06 June 2005 :
44 panels with the images of some of the 75 activists detained in March 2003 by the Castro regime in Cuba are part of the exhibition inaugurated in Madrid in the presence of the Euro MP Emma Bonino and City Councilor for Employment Ana Botella.Two years after the wave of arrests on the Caribbean island, on the basis of Law 88, dubbed as the “gag law”, Hands Off Cain and the Madrid City Council are promoting an exhibition realized by Oliviero Toscani and entitled “Thought is forbidden: the faces of repression in Cuba”.

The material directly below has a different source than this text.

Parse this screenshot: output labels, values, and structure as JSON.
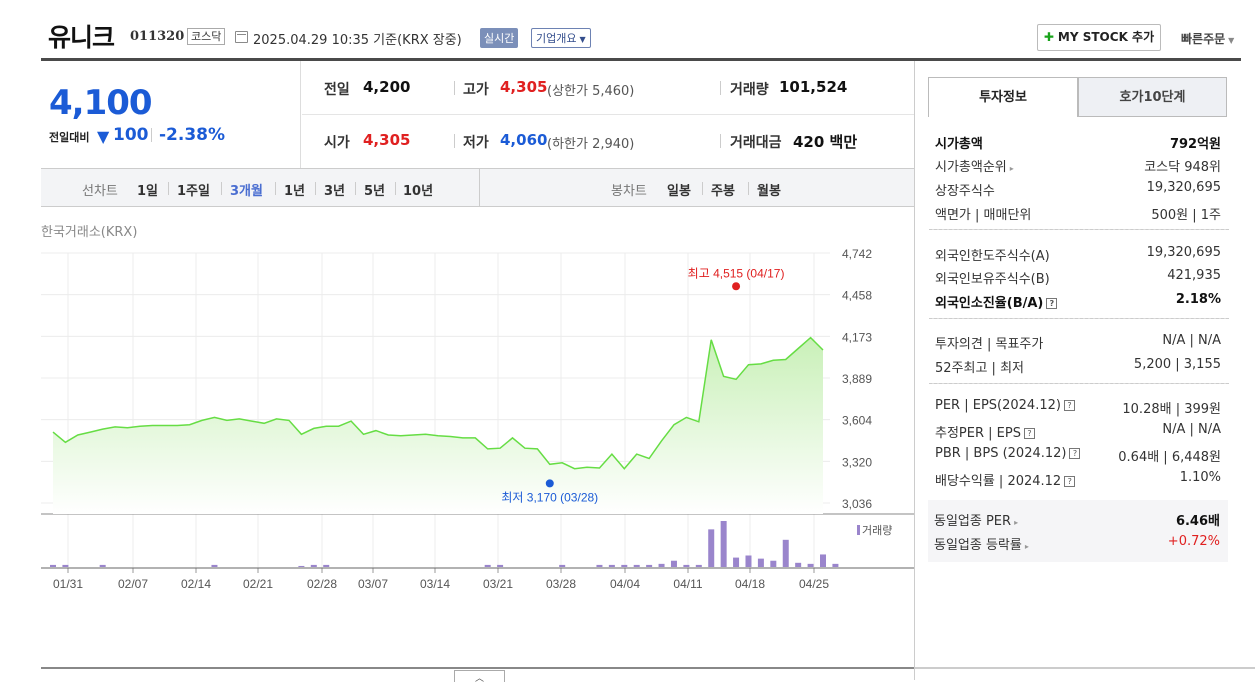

The exhibition is made up of great black and white panels hanging from a metal structure, showing the faces of the dissidents accused of ‘betrayal of the motherland’ or ‘political conspiracy’ and, in the words of HOC Secretary General Sergio D’Elia ‘creates a claustrophobic feeling’ when one passes by.
Bonino emphasized the ‘Cuba that we know nothing about, where no freedom exists’ and added ‘it’s not the happy isle of socialism and liberty that for so long they have tried to show us.’
During her intervention, Ana Botella insisted on the need for ‘all political parties, independently of their ideology, to raise their voice against this dictatorship.’
Botella also pointed out the ‘implausible’ fact of being jailed for having a typewriter or a fax machine and that there are people in Cuba who do not know what it means to live in a free country, since Fidel Castro took over power in 1959.
“Thought is forbidden: the faces of repression in Cuba” has been on show in Italy and will remain open in Madrid until June 9 before moving on to Granada, Valencia and Bilbao. The exhibition will then be showing in Holland, France, Sweden and the United States.